Non-Bloch Band Theory of Non-Hermitian Systems

In spatially periodic Hermitian systems, such as electronic systems in crystals, the band structure is described by the band theory in terms of the Bloch wave functions, which reproduce energy levels for large systems with open boundaries. In this paper, we establish a generalized Bloch band theory in one-dimensional spatially periodic tight-binding models. We show how to define the Brillouin zone in non-Hermitian systems. From this Brillouin zone, one can calculate continuum bands, which reproduce the band structure in an open chain. As an example, we apply our theory to the non-Hermitian Su-Schrieffer-Heeger model.
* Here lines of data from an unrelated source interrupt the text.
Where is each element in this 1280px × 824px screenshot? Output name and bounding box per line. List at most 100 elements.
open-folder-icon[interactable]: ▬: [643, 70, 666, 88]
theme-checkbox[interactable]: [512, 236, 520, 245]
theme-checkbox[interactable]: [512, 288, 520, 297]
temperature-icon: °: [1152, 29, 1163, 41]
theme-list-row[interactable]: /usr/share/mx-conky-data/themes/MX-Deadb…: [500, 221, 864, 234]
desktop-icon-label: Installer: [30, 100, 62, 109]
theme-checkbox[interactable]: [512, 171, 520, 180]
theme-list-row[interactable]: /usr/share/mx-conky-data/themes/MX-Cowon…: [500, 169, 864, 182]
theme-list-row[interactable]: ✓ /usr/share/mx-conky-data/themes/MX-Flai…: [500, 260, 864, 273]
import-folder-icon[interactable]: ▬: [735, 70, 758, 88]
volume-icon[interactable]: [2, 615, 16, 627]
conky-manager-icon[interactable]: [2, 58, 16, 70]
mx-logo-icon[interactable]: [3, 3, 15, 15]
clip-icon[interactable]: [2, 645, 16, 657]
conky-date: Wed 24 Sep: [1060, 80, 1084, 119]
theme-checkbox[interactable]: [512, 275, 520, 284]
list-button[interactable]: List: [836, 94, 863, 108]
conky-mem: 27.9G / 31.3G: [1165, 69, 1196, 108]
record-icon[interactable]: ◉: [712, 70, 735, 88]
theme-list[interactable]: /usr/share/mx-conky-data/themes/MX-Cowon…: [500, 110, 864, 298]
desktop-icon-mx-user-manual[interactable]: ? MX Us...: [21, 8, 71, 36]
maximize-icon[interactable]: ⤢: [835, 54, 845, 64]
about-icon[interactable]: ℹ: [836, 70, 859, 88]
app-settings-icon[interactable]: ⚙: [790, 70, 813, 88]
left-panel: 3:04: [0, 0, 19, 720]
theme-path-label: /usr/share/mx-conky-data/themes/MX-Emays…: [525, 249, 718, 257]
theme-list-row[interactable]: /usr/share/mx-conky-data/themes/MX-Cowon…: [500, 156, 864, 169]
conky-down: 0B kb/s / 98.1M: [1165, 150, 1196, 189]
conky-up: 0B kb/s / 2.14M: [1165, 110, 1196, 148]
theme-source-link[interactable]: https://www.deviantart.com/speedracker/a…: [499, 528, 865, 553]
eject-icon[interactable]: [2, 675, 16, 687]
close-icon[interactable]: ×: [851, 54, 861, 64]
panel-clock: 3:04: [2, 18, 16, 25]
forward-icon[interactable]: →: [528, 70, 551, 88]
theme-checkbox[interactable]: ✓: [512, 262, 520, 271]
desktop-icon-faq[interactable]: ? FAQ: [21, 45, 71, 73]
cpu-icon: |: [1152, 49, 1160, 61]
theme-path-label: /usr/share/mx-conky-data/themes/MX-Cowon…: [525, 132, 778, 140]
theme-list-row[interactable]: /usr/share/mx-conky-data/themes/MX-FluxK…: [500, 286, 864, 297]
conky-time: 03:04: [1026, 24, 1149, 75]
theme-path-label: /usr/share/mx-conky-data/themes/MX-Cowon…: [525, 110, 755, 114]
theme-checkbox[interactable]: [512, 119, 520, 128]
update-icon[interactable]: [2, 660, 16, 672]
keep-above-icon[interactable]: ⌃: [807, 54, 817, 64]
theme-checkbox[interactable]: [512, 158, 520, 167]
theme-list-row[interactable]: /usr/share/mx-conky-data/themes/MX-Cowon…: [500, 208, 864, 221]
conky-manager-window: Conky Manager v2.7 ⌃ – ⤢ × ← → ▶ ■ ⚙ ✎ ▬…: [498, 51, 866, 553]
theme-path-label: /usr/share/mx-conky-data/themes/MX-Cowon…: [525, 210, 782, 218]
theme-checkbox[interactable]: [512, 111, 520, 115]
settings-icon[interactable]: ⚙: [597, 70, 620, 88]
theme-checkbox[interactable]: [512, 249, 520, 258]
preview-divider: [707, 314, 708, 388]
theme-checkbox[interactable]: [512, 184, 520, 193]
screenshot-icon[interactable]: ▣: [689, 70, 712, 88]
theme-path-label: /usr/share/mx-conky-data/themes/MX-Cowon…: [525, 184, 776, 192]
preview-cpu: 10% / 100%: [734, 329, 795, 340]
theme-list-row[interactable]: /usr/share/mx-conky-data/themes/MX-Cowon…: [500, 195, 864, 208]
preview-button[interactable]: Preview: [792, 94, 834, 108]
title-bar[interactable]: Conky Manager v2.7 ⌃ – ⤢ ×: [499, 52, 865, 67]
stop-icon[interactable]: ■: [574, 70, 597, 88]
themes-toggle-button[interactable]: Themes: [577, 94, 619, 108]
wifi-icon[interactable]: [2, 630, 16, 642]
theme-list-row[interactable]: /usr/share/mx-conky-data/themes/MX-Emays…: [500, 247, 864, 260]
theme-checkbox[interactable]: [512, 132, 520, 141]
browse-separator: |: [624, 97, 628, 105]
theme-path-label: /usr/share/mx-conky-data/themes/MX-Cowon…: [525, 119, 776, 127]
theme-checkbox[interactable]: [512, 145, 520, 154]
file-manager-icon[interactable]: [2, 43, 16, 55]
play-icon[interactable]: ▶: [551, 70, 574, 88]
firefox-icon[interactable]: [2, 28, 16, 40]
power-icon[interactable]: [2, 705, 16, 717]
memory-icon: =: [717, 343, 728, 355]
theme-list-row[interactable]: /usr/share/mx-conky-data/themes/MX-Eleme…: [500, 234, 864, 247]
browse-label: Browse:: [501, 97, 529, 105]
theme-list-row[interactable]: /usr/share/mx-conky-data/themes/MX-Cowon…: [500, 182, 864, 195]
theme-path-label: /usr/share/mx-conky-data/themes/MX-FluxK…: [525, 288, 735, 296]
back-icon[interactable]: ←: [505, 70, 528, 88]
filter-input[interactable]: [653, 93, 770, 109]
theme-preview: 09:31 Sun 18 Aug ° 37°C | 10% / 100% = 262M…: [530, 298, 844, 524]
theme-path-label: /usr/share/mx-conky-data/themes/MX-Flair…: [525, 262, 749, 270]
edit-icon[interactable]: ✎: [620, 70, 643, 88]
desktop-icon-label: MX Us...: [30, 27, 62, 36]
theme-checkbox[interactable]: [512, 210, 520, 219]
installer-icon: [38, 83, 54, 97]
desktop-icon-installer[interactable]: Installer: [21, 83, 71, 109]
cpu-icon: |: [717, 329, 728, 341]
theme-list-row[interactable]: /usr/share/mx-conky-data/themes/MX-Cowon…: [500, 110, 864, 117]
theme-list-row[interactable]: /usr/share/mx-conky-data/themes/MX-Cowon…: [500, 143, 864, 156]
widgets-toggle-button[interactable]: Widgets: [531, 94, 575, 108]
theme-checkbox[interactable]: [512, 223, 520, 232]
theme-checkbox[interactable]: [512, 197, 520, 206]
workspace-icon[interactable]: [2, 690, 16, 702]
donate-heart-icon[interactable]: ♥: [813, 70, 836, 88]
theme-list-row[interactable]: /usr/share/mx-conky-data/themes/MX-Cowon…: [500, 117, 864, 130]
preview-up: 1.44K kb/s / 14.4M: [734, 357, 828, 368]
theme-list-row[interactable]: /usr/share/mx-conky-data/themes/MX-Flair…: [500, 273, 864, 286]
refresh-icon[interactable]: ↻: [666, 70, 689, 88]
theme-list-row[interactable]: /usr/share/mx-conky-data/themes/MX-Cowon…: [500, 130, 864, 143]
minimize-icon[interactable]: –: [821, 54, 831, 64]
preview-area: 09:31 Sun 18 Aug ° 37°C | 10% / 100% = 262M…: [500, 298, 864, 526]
We also show the bulk-edge correspondence between the winding number and existence of the topological edge states.

Figure 1

Schematic figure of the band structure (a) in a finite open chain with various system sizes $L$, and (b) in the generalized Bloch Hamiltonian. The vertical axis represents the distribution of the complex energy $E$.

Figure 2

(a) Non-Hermitian SSH model. The dotted boxes indicate the unit cell. (b)–(d) Generalized Brillouin zone $C_{\beta }$ of this model. The values of the parameters are (b) $t_2=1$, $t_3=1/5$, ${\gamma }_1=4/3$, and ${\gamma }_2=0$, with (b-1) $t_1=1.1$ and (b-2) $t_1=-1.1$; (c) $t_1=0.3$, $t_2=1.1$, $t_3=1/5$, and ${\gamma }_1=0$, with (c-1) ${\gamma }_2=4/3$ and (c-2) ${\gamma }_2=-4/3$; and (d) $t_2=0.5$, $t_3=1/5$, ${\gamma }_1=5/3$, and ${\gamma }_2=1/3$, with (d-1) $t_1=0.3$ and (d-2) $t_1=-0.3$.

Figure 3

Phase diagram and bulk-edge correspondence with $t_3=1/5,{\gamma }_1=5/3$, and ${\gamma }_2=1/3$. (a) Phase diagram on the $t_1-t_2$ plane. The blue region represents that the winding number is 1, and the orange region represents that the system has exceptional points. Along the black arrow in (a) with $t_2=1.4$, we show the results for (b) the winding number, (d) energy bands in a finite open chain, and (e) the continuum bands from the generalized Brillouin zone $C_{\beta }$. The edge states are shown in red in (d). (c) shows ${\ell }_{+}$ (red) and ${\ell }_{-}$ (blue) on the $\mathit{R}$ plane with $t_1=1$ and $t_2=1.4$.

Figure 4

Phase diagram and bulk-edge correspondence with $t_1=0$, $t_2=1$, and $t_3=1/5$. (a) Phase diagram on the ${\gamma }_1-{\gamma }_2$ plane. The blue region represents that the winding number is 1, and the orange region represents that the system has exceptional points. (b) Energy bands calculated along the green arrow in (a) with ${\gamma }_2=1.4$. Note that ${\gamma }_c\simeq 1.89$. The edge states are shown in red. (c),(d) Loops ${\ell }_{+}$ (red) and ${\ell }_{-}$ (blue) on the $\mathit{R}$ plane. The values of the parameters are (c) ${\gamma }_1=-1$ and ${\gamma }_2=1.4$, and (d) ${\gamma }_1=2.1$ and ${\gamma }_2=1.4$. Note that ${\ell }_{-}$ passes the origin in (d), which corresponds to exceptional points.